One continent, and one alone, is like an Ali Baba’s Cave for the denizens of the luxury market. That continent – Asia and its Chinese pearl – fuel the wildest revenue dreams. Watch brands are no exception: as a growth engine for exports, for the past decade this corner of the world has been operating in overdrive. Brands seeking to expand their market share inevitably turn their sights on China when another country also warrants attention: Japan. Granted, Japan’s economy has slowed since the 1990s; the country has endured fifteen years of chronic deflation, suffered the indignity of being overtaken by China as the world’s second-largest economy, and the tragedy of Fukushima – but it seems better days have come, thanks to Prime Minister Shinzo Abe’s “Abenomics” policy of reform and monetary easing, led by the Central Bank.

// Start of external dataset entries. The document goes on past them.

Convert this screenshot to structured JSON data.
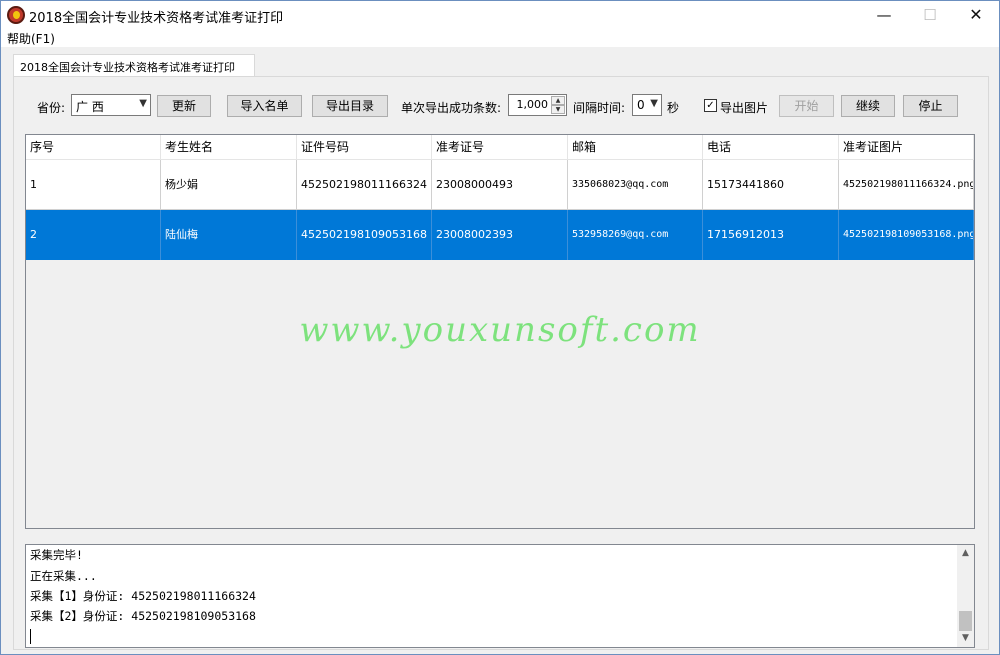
{
  "window": {
    "title": "2018全国会计专业技术资格考试准考证打印",
    "minimize": "—",
    "maximize": "☐",
    "close": "✕"
  },
  "menu": {
    "help": "帮助(F1)"
  },
  "tab": {
    "label": "2018全国会计专业技术资格考试准考证打印"
  },
  "toolbar": {
    "province_label": "省份:",
    "province_value": "广 西",
    "refresh": "更新",
    "import": "导入名单",
    "export_dir": "导出目录",
    "batch_label": "单次导出成功条数:",
    "batch_value": "1,000",
    "interval_label": "间隔时间:",
    "interval_value": "0",
    "seconds_label": "秒",
    "export_image_label": "导出图片",
    "export_image_checked": true,
    "check_mark": "✓",
    "start": "开始",
    "continue": "继续",
    "stop": "停止"
  },
  "table": {
    "headers": [
      "序号",
      "考生姓名",
      "证件号码",
      "准考证号",
      "邮箱",
      "电话",
      "准考证图片"
    ],
    "rows": [
      [
        "1",
        "杨少娟",
        "452502198011166324",
        "23008000493",
        "335068023@qq.com",
        "15173441860",
        "452502198011166324.png"
      ],
      [
        "2",
        "陆仙梅",
        "452502198109053168",
        "23008002393",
        "532958269@qq.com",
        "17156912013",
        "452502198109053168.png"
      ]
    ],
    "selected_row": 1
  },
  "watermark": "www.youxunsoft.com",
  "log": {
    "lines": [
      "采集完毕!",
      "正在采集...",
      "采集【1】身份证: 452502198011166324",
      "采集【2】身份证: 452502198109053168"
    ]
  },
  "colors": {
    "selection": "#0078d7",
    "watermark": "#7de27d",
    "brand_icon": "#c0392b"
  }
}
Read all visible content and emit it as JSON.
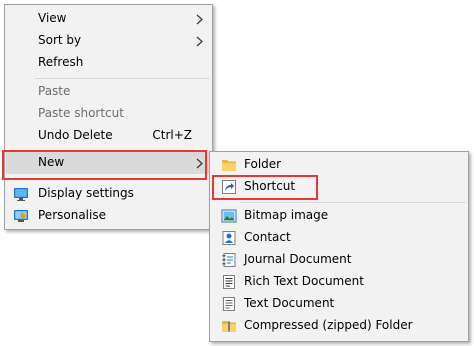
{
  "context_menu": {
    "items": [
      {
        "label": "View",
        "has_submenu": true
      },
      {
        "label": "Sort by",
        "has_submenu": true
      },
      {
        "label": "Refresh"
      },
      {
        "label": "Paste",
        "disabled": true
      },
      {
        "label": "Paste shortcut",
        "disabled": true
      },
      {
        "label": "Undo Delete",
        "shortcut": "Ctrl+Z"
      },
      {
        "label": "New",
        "has_submenu": true,
        "highlighted": true
      },
      {
        "label": "Display settings",
        "icon": "display-settings-icon"
      },
      {
        "label": "Personalise",
        "icon": "personalise-icon"
      }
    ]
  },
  "new_submenu": {
    "items": [
      {
        "label": "Folder",
        "icon": "folder-icon"
      },
      {
        "label": "Shortcut",
        "icon": "shortcut-icon",
        "highlighted": true
      },
      {
        "label": "Bitmap image",
        "icon": "bitmap-image-icon"
      },
      {
        "label": "Contact",
        "icon": "contact-icon"
      },
      {
        "label": "Journal Document",
        "icon": "journal-document-icon"
      },
      {
        "label": "Rich Text Document",
        "icon": "rich-text-document-icon"
      },
      {
        "label": "Text Document",
        "icon": "text-document-icon"
      },
      {
        "label": "Compressed (zipped) Folder",
        "icon": "zipped-folder-icon"
      }
    ]
  },
  "colors": {
    "menu_background": "#f2f2f2",
    "hover_background": "#dadada",
    "highlight_box": "#e53935",
    "disabled_text": "#6d6d6d"
  }
}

Japan’s growth has been sufficiently robust for the government not to postpone a sales tax increase scheduled for October. Figures for Swiss watch exports confirm this upturn. After spending the years 2015 to 2017 in the red, losing between 2% and 3.5%, in 2018 Japan outperformed the industry in what was already a favourable year (+6.3% in value overall) by gaining 9.1%. The trend is borne out by figures for the first four months of this year. According to the Federation of the Swiss Watch Industry, between January and April shipments to Japan grew by 23% versus 2.1% for the branch as a whole. Only two other countries did better: Bahrein, which gained 26% but on very small amounts, and the United Kingdom (+39.6%), attributable to Brexit which is pushing up stocks. Japan thus consolidates its solid fourth-place ranking for Swiss watch exports. The country is also seeing a surge in leisure visitors from neighbouring China; their number quadrupled in five years to reach 7.4 million in 2017.
A personal choice
On these grounds, Japanese shoppers are set to become a subject of particular interest for the luxury industry. A recent survey by consultancy firm Agility Research & Strategy was reported on the Luxury Society website. A major takeaway from the study concerns the often radically different purchasing behaviours of Japanese consumers compared to other Asian markets, and the fact that these habits are tenacious. First of all, the Japanese still prefer in-store shopping. This prompts retail developments such as the Ginza Six complex in Tokyo, which opened in 2017 with close to 250 premium shops, restaurants, leisure and entertainment venues. Only 7% of retail sales are made online, a figure that has barely risen in the past ten years. This can be partly explained by a tradition of high-level, personal service – an “art” developed in department stores and which can go on for months prior to the purchase.
Japanese consumers view luxury as a personal choice, and are less likely to follow influencers or celebrity recommendations.
The survey reports that Japanese consumers buy luxury products first and foremost for their “higher quality” and as a “self-reward”: nothing to do with copycat buying or showing off social status. Price is important, but not sufficiently so to dissuade a customer from buying. Purchasing luxury is considered a personal experience, hence reluctance to buy a luxury product as a gift for someone else or a pre-owned item. This belief in the personal nature of luxury explains why purchases are rarely triggered by influencers or celebrity endorsement. Similarly, Japanese consumers are less caught up in the social media frenzy: only a small minority post photos of their latest acquisitions online, contrasting sharply with consumers in China and South Korea. Like Italy in Europe, Japan is a test market for Asia. As the country gears up for the Tokyo Olympics in 2020, that spotlight is likely to shine even brighter.